13.02.2018

Übertemperaturschutz in SMD-Technologie

Der Baustein RTS von Schurter wurde zum Schutz vor Überhitzung von hochintegrierter Leistungselektronik wie MOSFETs, ICs, IGBTs, Triacs, SCRs, usw. entwickelt. Vor der mechanischen Aktivierung lässt sich die Sicherung auf konventionellen Reflow-Lötanlagen mit Profilen bis 260 °C löten.


Bild: Schurter

Im Anschluss an das Reflow-Lötverfahren erfolgt eine mechanische Aktivierung, welche den RTS auf eine Auslösetemperatur von 210°C sensibilisiert. Dies kann manuell oder vollautomatisiert geschehen. Im Gegensatz zu einer elektrischen Aktivierung ist die mechanische eindeutig und sofort durch den Operator visuell erkennbar. Sie benötigt somit auch keinen zusätzlichen dritten Aktivierungskontakt.



Kompakt und belastbar

Der Übertemperaturschutz verkraftet Betriebsströme bis 100A bei Nennspannungen bis zu 60 VDC. Die Abmessungen des Bausteins betragen 6,6mm x 8,8mm. Kundenspezifische Varianten sind mit Shunt oder zusätzlicher Überstromsicherung verfügbar, wodurch der Platzbedarf weiter reduzierbar ist. Der Reflowable Thermal Switch erfüllt die Anforderungen gemäß AEC-Q200 und MIL-STD.

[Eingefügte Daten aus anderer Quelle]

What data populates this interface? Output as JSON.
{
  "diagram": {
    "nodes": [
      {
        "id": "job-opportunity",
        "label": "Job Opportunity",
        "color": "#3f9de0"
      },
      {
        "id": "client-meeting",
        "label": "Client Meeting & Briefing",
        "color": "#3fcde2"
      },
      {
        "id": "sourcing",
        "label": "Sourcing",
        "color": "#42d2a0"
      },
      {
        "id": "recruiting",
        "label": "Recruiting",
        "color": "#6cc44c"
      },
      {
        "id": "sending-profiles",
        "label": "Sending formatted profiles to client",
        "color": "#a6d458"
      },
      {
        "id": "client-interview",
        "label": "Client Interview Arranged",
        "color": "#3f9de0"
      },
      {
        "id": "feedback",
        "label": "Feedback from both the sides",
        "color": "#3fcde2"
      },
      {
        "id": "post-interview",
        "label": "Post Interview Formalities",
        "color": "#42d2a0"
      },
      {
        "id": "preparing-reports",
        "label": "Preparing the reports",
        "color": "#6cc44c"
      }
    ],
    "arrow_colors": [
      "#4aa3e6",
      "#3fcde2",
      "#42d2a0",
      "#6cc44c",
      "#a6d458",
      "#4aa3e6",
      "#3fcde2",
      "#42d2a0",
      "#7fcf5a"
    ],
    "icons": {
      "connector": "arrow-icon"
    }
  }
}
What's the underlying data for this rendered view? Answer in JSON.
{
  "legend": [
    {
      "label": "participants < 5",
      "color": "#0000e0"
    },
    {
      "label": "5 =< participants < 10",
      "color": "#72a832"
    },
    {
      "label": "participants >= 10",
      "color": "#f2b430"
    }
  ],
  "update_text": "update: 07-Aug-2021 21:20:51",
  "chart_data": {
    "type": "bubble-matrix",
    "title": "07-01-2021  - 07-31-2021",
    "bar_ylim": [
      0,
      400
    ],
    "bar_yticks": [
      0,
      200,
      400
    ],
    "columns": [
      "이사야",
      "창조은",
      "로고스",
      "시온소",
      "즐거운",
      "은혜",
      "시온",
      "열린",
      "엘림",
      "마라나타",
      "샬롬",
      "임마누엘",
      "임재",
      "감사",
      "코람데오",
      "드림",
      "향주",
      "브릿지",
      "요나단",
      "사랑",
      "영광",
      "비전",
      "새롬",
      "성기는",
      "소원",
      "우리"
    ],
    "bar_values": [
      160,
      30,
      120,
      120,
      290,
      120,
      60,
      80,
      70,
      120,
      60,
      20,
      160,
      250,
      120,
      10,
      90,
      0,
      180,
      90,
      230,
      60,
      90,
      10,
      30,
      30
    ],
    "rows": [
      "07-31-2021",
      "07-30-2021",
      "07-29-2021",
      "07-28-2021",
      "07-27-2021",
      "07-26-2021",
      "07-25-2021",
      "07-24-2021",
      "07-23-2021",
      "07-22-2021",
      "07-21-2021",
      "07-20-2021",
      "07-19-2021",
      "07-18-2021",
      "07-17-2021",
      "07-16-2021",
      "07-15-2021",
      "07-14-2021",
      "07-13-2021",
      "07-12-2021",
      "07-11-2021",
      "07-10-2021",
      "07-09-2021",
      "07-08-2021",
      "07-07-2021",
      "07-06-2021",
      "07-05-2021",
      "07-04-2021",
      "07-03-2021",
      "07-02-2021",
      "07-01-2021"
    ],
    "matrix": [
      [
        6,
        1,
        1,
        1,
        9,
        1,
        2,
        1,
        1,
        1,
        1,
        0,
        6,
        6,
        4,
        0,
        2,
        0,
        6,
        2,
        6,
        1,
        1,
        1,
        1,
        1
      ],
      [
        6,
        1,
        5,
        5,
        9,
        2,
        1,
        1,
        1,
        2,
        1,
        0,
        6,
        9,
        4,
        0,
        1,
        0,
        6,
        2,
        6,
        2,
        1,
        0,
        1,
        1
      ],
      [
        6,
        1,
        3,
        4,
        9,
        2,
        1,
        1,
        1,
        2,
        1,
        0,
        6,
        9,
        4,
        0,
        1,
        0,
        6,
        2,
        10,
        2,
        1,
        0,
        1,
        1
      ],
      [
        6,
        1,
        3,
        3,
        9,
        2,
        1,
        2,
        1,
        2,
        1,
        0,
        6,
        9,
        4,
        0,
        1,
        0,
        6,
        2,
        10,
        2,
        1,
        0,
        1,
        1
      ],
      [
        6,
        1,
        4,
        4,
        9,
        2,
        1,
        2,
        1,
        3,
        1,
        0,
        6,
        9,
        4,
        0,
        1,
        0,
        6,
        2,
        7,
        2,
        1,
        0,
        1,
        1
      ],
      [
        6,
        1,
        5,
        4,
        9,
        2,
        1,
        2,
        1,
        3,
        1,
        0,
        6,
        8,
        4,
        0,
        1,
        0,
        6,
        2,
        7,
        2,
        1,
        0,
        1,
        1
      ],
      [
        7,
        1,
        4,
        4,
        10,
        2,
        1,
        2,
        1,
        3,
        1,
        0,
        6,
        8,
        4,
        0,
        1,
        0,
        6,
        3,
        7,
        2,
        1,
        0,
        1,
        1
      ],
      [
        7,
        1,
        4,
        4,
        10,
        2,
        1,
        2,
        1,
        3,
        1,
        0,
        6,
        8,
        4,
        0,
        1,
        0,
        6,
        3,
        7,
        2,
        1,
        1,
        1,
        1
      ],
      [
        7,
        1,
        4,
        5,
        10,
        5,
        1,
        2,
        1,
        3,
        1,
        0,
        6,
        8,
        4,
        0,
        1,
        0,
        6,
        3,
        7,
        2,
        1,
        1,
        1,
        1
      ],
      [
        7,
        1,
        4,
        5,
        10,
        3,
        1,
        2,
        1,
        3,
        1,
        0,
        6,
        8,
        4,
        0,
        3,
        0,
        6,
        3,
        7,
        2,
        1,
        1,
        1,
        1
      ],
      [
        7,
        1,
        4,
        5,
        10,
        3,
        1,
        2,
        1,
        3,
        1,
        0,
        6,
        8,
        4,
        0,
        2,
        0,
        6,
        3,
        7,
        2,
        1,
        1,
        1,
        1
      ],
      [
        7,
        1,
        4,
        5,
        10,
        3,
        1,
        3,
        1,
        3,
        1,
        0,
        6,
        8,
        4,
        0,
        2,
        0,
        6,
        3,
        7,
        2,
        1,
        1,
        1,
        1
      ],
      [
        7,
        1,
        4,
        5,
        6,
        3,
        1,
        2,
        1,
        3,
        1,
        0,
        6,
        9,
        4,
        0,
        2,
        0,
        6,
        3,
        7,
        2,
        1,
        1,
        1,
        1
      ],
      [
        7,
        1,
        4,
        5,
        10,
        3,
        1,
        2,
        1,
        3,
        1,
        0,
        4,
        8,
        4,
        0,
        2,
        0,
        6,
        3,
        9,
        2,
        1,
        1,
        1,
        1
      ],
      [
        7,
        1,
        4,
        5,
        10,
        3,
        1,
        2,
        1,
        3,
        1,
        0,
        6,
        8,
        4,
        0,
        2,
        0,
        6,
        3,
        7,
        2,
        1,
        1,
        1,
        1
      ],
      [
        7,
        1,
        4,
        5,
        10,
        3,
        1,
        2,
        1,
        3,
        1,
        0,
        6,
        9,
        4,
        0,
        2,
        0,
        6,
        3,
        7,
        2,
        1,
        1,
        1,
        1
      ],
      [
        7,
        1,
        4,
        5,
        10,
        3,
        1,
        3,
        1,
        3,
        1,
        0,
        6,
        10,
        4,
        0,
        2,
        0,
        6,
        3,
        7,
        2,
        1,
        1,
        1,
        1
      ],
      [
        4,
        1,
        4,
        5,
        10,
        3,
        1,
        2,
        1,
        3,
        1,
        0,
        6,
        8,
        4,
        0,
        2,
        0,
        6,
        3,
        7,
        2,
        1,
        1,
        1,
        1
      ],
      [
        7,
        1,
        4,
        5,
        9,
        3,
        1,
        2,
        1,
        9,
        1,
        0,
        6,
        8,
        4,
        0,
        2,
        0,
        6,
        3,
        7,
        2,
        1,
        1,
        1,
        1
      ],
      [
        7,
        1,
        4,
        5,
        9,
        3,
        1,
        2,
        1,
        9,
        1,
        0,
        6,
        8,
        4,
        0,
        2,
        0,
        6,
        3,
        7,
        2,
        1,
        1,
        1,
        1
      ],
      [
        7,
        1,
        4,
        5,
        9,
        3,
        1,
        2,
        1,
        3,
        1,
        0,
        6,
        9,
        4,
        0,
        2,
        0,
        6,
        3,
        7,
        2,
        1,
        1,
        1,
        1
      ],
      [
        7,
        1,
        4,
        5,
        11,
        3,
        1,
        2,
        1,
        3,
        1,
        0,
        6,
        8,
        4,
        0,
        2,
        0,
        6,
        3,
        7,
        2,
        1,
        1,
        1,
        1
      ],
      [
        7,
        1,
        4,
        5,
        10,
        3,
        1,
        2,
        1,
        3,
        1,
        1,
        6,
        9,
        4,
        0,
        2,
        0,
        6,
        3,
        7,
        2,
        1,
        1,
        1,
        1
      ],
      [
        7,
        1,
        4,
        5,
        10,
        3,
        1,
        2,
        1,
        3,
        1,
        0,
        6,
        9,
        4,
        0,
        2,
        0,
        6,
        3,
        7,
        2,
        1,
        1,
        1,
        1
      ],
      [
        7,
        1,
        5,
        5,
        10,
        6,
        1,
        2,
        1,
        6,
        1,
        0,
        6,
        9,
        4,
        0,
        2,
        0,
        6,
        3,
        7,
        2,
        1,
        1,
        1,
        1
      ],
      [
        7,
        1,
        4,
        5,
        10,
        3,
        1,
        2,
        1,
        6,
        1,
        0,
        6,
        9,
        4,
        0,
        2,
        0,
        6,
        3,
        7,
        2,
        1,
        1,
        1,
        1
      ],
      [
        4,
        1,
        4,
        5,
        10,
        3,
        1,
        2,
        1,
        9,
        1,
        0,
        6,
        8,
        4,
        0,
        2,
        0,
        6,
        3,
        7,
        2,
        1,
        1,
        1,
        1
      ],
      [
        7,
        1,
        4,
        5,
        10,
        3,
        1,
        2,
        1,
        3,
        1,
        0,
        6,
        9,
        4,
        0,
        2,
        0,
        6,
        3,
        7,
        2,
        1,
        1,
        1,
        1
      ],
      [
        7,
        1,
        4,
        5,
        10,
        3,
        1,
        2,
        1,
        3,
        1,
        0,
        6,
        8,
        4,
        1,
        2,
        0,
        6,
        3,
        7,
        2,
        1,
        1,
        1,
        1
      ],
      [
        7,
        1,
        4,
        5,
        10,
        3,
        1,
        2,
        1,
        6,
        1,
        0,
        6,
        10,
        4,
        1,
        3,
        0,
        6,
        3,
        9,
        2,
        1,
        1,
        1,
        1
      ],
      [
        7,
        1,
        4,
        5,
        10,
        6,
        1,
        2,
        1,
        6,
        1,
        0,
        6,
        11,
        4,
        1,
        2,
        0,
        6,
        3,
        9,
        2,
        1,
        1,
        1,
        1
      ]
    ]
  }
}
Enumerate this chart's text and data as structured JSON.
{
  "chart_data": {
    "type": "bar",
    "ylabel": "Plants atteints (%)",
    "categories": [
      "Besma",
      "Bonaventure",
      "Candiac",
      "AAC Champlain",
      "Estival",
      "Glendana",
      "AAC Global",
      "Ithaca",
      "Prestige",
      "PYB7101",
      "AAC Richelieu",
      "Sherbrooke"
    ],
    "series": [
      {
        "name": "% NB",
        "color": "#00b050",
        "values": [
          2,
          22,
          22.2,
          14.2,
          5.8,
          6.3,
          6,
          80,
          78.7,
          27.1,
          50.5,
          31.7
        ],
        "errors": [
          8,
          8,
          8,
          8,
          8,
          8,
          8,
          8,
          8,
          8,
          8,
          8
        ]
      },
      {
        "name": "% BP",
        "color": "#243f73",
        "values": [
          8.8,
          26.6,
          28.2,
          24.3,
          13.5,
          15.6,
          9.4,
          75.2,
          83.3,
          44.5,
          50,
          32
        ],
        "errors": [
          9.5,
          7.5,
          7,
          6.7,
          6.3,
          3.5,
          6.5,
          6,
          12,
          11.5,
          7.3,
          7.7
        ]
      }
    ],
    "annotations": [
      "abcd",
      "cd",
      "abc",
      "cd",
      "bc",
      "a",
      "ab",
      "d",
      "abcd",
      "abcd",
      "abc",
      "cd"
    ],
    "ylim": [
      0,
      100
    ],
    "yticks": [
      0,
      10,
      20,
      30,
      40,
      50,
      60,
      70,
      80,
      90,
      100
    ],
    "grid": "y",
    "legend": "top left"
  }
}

Schutz vor thermischem Durchgehen

Thermisches Durchgehen (Thermal Runaway) bezeichnet die Überhitzung eines Leistungshalbleiters aufgrund eines sich selbst verstärkenden, Wärme produzierenden Prozesses. Die Gründe hierfür liegen in der immer höheren Leistungsdichte und dem Trend zur Miniaturisierung von elektronischen Schaltungen.


RTS dient dem Schutz dieser Leistungshalbleiter. Im Falle eines thermischen Durchgehens unterbricht die nichtrückstellbare Sicherung den Stromkreis zuverlässig bei einer genau definierten Temperatur.